”訴訟ゼロ”経営を維持する秘訣
1 不動産(持家)を残した債務整理
住宅ローンを組んで家を建てたものの、計画通りの収入が入らなくなり、債務整理を考えている方は少なくありません。
不動産(持家)を残して債務整理することはできないのでしょうか。
債務整理には、自己破産、任意整理、個人再生という大きく分けて3通りの手続きがあります。
それぞれについて不動産(持家)を残す方法がないか、見ていきましょう。
2 自己破産で不動産(持家)を残す
住宅ローンで買った不動産(持家)は、銀行などの債権者が担保にとっています。
ですから、自己破産をしようとすると、銀行などがその担保権を実行(競売)します。
また、オーバーローンでない不動産の場合、破産管財人が銀行などの債権者と協議して、任意売却することがあります。

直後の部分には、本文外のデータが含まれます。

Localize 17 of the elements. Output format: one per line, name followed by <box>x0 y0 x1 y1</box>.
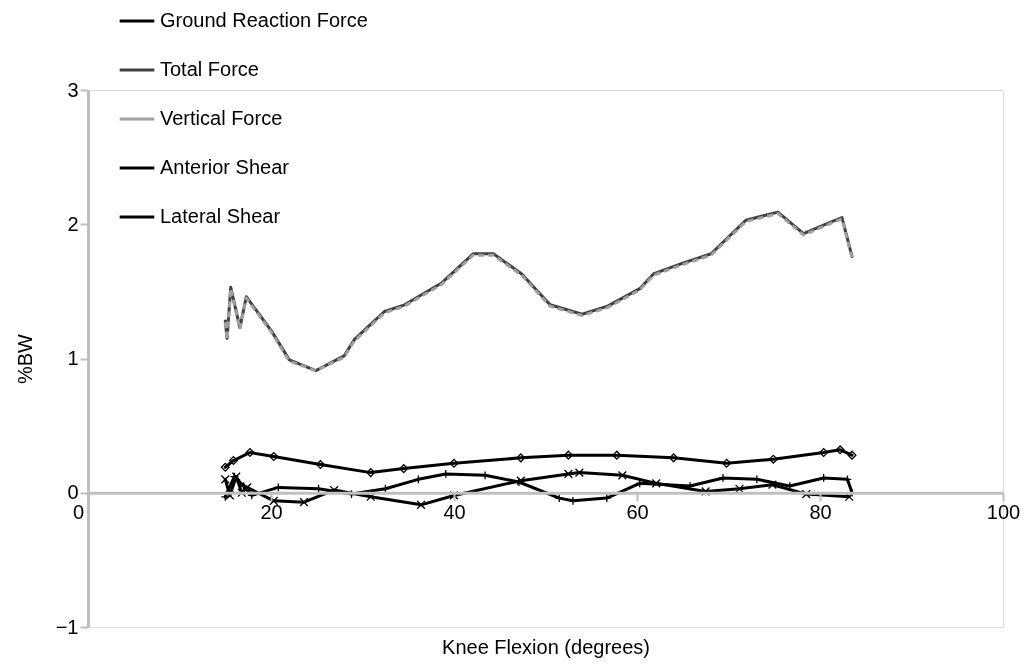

そのため、一般的に、自己破産では不動産(持家)を残すことはできないと言えます。
ただ、親族や信頼できる知人に破産管財人から買い取ってもらって、あるいは競売で落としてもらって、引き続き住まわせてもらうという方法があります。
3 任意整理で不動産(持家)を残す
任意整理は、債権者と交渉して支払い条件を返済可能なものにしてもらう手続きです。
裁判所を通さず、債権者との合意で行う債務整理です。
ですから、住宅ローンを残して、他の借金だけを整理することもできないことではありません。
住宅ローンの残債務額が不動産(持家)の価値を上回っているような場合なら、他の債権者は不動産(持家)をあてにできませんので、合意がしやすいと言えます。
ただ、あくまでも債権者との合意でする手続きですから、必ず思い通りの結果を得られるというわけではありません。
4 個人再生で不動産(持家)を残す
個人再生は、裁判所の認可により、借金を大幅(原則1/5)に減額してもらう手続きです。
この個人再生には、「住宅ローン特則」というのがあります。
これは,住宅ローンだけはこれまでと同様に返済を続け、他の借金を個人再生で減額してもらうという制度です。
この「住宅ローン特則」を利用できれば、不動産(持家)を残して、債務を整理することが可能になります。
従来と同様に返済を続けますので、担保権が実行、つまり不動産(持家)が競売にかけられることがなくなります。
そして住宅ローン以外の借金については,個人再生で大幅に減額されます。
ただし、厳格な要件が定められていますので、その要件をみたすものである必要があります。